Tuesday, May 8, 2012

The Forgetful Reader

My morning reading is random, whimsical—whatever happens to catch my eye between bedroom and bathroom. This morning: "The Lost," a short essay by Bolaño, constructed as a single paragraph, about the Chilean poet Rodrigo Lira and, more generally, about suicide.

The essay is an exquisite example of Bolaño's finely honed recklessness:
The best thing about Latin America are its suicides, voluntary or not. We have the worst politicians in the world, the worst capitalists in the world, the worst writers in the world. . . . . Our discourse on wealth is the closest thing there is to a cheap self-help book. Our discourse on poverty is an imaginary discourse in which the only voices are those of madmen speaking of bitterness and frustration. We hate the Argentines because the Argentines are the closest thing in these parts to Europeans. The Argentines hates us because we're the mirror in which they see themselves for what they really are—Americans. We're racists in the purest sense: that is, we're racists because we're scared to death. But our suicides are the best.
As with the rest of the essay, some of this seems true to me and anything that doesn't seem true I've  forgotten.

Because reading isn't like life: in life we forget the moments of truth and remember the lies; in literature we forget the lies and remember the moments of truth.

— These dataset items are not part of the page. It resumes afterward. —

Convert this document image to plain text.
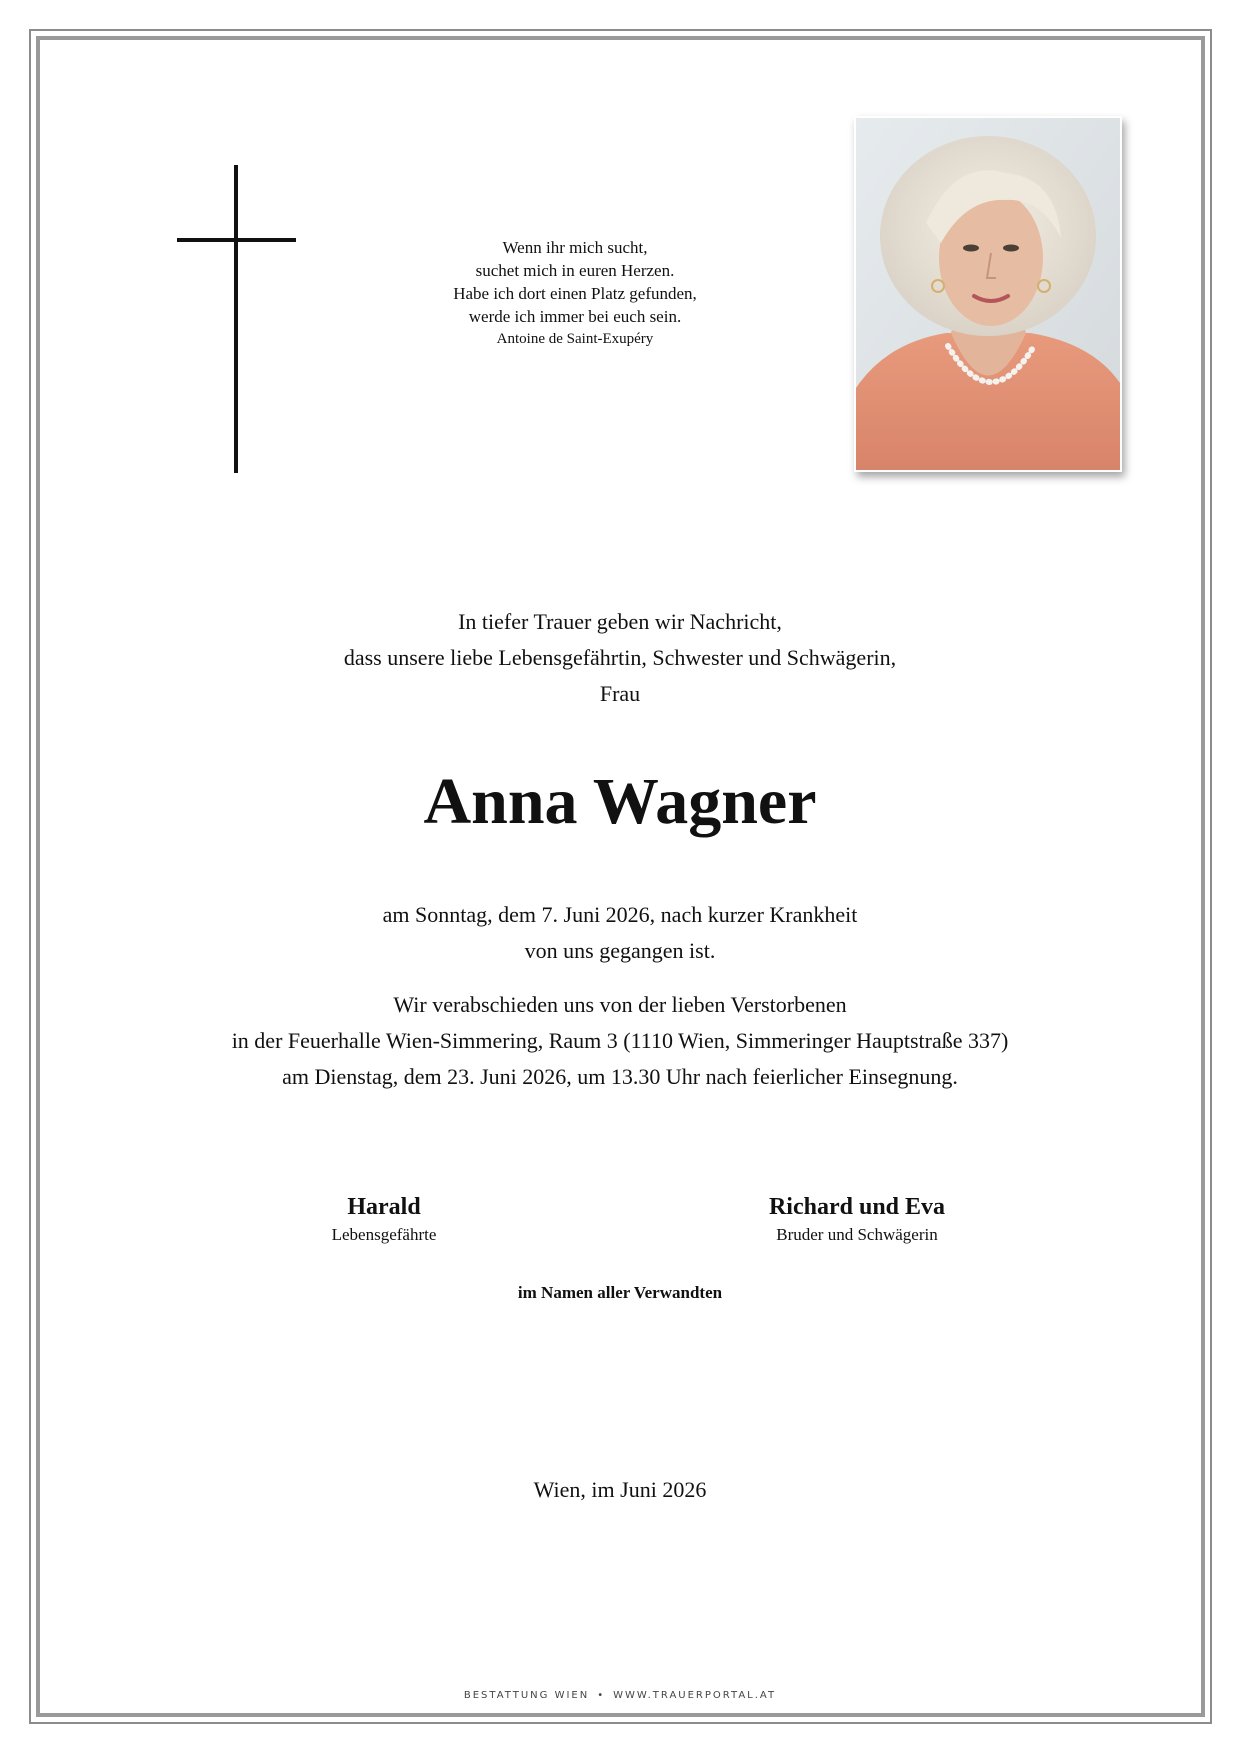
Wenn ihr mich sucht,
suchet mich in euren Herzen.
Habe ich dort einen Platz gefunden,
werde ich immer bei euch sein.
Antoine de Saint-Exupéry
In tiefer Trauer geben wir Nachricht,
dass unsere liebe Lebensgefährtin, Schwester und Schwägerin,
Frau
Anna Wagner
am Sonntag, dem 7. Juni 2026, nach kurzer Krankheit
von uns gegangen ist.
Wir verabschieden uns von der lieben Verstorbenen
in der Feuerhalle Wien-Simmering, Raum 3 (1110 Wien, Simmeringer Hauptstraße 337)
am Dienstag, dem 23. Juni 2026, um 13.30 Uhr nach feierlicher Einsegnung.
Harald
Lebensgefährte
Richard und Eva
Bruder und Schwägerin
im Namen aller Verwandten
Wien, im Juni 2026
BESTATTUNG WIEN • WWW.TRAUERPORTAL.AT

This contrast is true largely because in literature everything is invention, so the reader creates moments of truth for himself. A good reader, a reader who permits a writer to write, collaborates in the process of creating truth from a writer's bravery. Bravery is always—like the last line above—a bit absurd; but through laughter, through delight, the reader transforms that absurdity into truth. The absurdity is forgotten; the truth remains.

So the fundamental problem for the writer is not to be truthful but to be brave.

But of course there's nothing more difficult in writing than being brave. The last line of "The Lost" explains, at least in part, why: "The cowardly don't publish the brave." The brave risk an audience of one. And only a madman writes for himself.